If we’re soon able to vaccinate boys and men against HPV, can we afford to?
An FDA panel has recommended that use of the approved HPV vaccine be extended to males to prevent genital warts. The recommendation addresses safety and efficacy, but not cost-effectiveness.
The quadrivalent vaccine against human papillomavirus (HPV), approved for use in females several years ago to prevent cervical cancer, appears set to get the nod from the FDA for prevention of genital warts in boys and men. A key panel—the Vaccines and Related Biological Products Advisory Committee—voted in September to extend use of the vaccine (Gardasil; Merck) to males 9 to 26 years old.
The FDA usually follows the recommendations of its advisory committees.
The committee reviewed data on more than 5,000 males 9 to 26 years old in the United States and other countries. Subjects in trials were randomized to receive the three-shot series of Gardasil or placebo over 6 months.
Overall, the vaccine was 90% effective against genital warts in males who had no evidence of prior exposure to the four HPV types in the vaccine (HPV 6,11,16,18).
Hope is that the vaccine will prevent diseases and conditions beyond genital warts, including HPV-associated laryngeal papillomatosis, head and neck cancers, and penile and anal malignancies. Additionally, because it is likely that not all females will receive the vaccine, providing HPV vaccination for males will reduce risks for females as well—what’s called “herd immunity.”
Concerns raised about safety and efficacy
At a hearing that preceded the advisory committee’s vote, attendees raised a number of concerns about the vaccine’s safety and efficacy. Some argued that a recommendation and approval for the male population are premature.
J. Thomas Cox, MD, Director of the Women’s Clinic at the University of California, Santa Barbara, and past-President of the American Society for Colposcopy and Cervical Pathology, believes such worries are unfounded. He asserts that the recommendation to approve Gardasil for males was based on impressive safety and efficacy data in both males and females—although, he acknowledges, there are limitations to that data (as there always are for new vaccines), which reflect 2 to 3 years of study in males and 5 years in females.
Cox also serves on the data and safety monitoring board for Gardasil.
“Based on safety and efficacy data, I don’t think it was premature” to approve the vaccine for males, Cox told OBG Management. “I think the real debate in this country regarding immunization of males will not be about safety and efficacy,” he adds, noting that the most recent CDC review of VAERS reports following more than 23 million doses of Gardasil stated that “The postlicensure safety profile presented here is broadly consistent with safety data from prelicensure trials”1 which had demonstrated the vaccine to be very safe.”
The only concern raised in that study was disproportional reporting of syncope and venous thromboembolic events (VTE) among females, Cox says. While most of the women having VTE had other risk factors for these events, this is the one “signal” detected that will be closely watched.

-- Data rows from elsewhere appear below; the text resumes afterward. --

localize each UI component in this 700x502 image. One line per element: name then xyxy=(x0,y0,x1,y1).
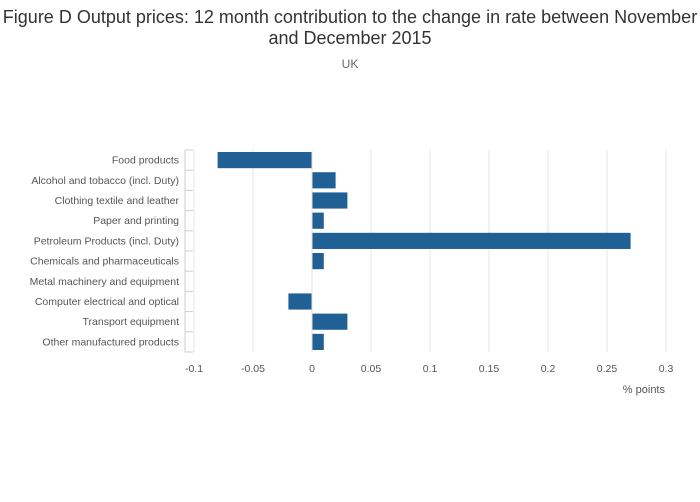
bar-other-manufactured-products[interactable] xyxy=(312,333,324,350)
y-tick-label: Food products xyxy=(112,155,179,167)
y-tick-label: Computer electrical and optical xyxy=(35,296,179,308)
bar-computer-electrical-and-optical[interactable] xyxy=(288,293,312,310)
x-tick-label: 0 xyxy=(309,363,315,375)
x-tick-label: 0.2 xyxy=(541,363,556,375)
grid-lines xyxy=(193,150,667,352)
bar-petroleum-products-incl-duty[interactable] xyxy=(312,232,631,249)
bar-chemicals-and-pharmaceuticals[interactable] xyxy=(312,253,324,270)
y-tick-label: Petroleum Products (incl. Duty) xyxy=(34,235,179,247)
y-tick-label: Metal machinery and equipment xyxy=(30,276,179,288)
x-tick-label: 0.15 xyxy=(479,363,500,375)
y-tick-label: Paper and printing xyxy=(93,215,179,227)
bar-alcohol-and-tobacco-incl-duty[interactable] xyxy=(312,172,336,189)
chart-subtitle: UK xyxy=(341,57,359,71)
x-tick-label: -0.1 xyxy=(185,363,203,375)
x-tick-label: -0.05 xyxy=(241,363,265,375)
bar-paper-and-printing[interactable] xyxy=(312,212,324,229)
y-tick-label: Other manufactured products xyxy=(42,336,179,348)
x-tick-label: 0.3 xyxy=(659,363,674,375)
bar-clothing-textile-and-leather[interactable] xyxy=(312,192,348,209)
bar-transport-equipment[interactable] xyxy=(312,313,348,330)
y-tick-label: Chemicals and pharmaceuticals xyxy=(30,256,179,268)
bar-food-products[interactable] xyxy=(217,152,312,169)
x-tick-label: 0.05 xyxy=(361,363,382,375)
chart-title: Figure D Output prices: 12 month contrib… xyxy=(2,7,698,48)
y-axis: Food products Alcohol and tobacco (incl. … xyxy=(30,149,313,353)
bars xyxy=(217,152,631,350)
y-tick-label: Transport equipment xyxy=(83,316,180,328)
x-tick-label: 0.1 xyxy=(423,363,438,375)
x-axis-title: % points xyxy=(623,384,666,396)
y-tick-label: Clothing textile and leather xyxy=(55,195,180,207)
x-axis: -0.1 -0.05 0 0.05 0.1 0.15 0.2 0.25 0.3 xyxy=(185,363,673,375)
y-tick-label: Alcohol and tobacco (incl. Duty) xyxy=(31,175,179,187)
x-tick-label: 0.25 xyxy=(597,363,618,375)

The critical issue really is cost
The focus of the debate over the use of HPV vaccine in males, Cox says, should be “what we can afford to cover.”
Although the vaccine appears to be cost-effective in females to the age of about 18 years, it remains unclear whether it will prove to be so in males and older women, Cox says. He cites a recent article in Vaccine, which theorized that, if a “reasonable” level of HPV vaccination of girls can be achieved, vaccinating boys is unlikely to be cost-effective.2
However, Cox also says that vaccination of only one gender has not, in the past, proved successful at reducing disease levels without enough of the opposite gender also being vaccinated—measles being a good example. Vaccinating both males and females may therefore be necessary to obtain the desired level of protection for the population, and that necessity may change cost-effectiveness projections.
“With momentum building for comprehensive health-care reform,” says Cox, “cost-effectiveness is going to have to be looked at in everything we do.”
“Will society want to pay for what isn’t cost-effective?” he asks. “That’s the big debate for the future.”
1. Slade BA, Leidel L, Vellozzi V, et al. Postlicensure safety surveillance for quadrivalent human papillomavirus recombinant vaccine. JAMA. 2009;302:750-757.
2. Kim JJ, Brisson M, Edmunds WJ, Goldie SJ. Modeling cervical cancer prevention in developed countries. Vaccine. 2008;26 Suppl 10:K76-86.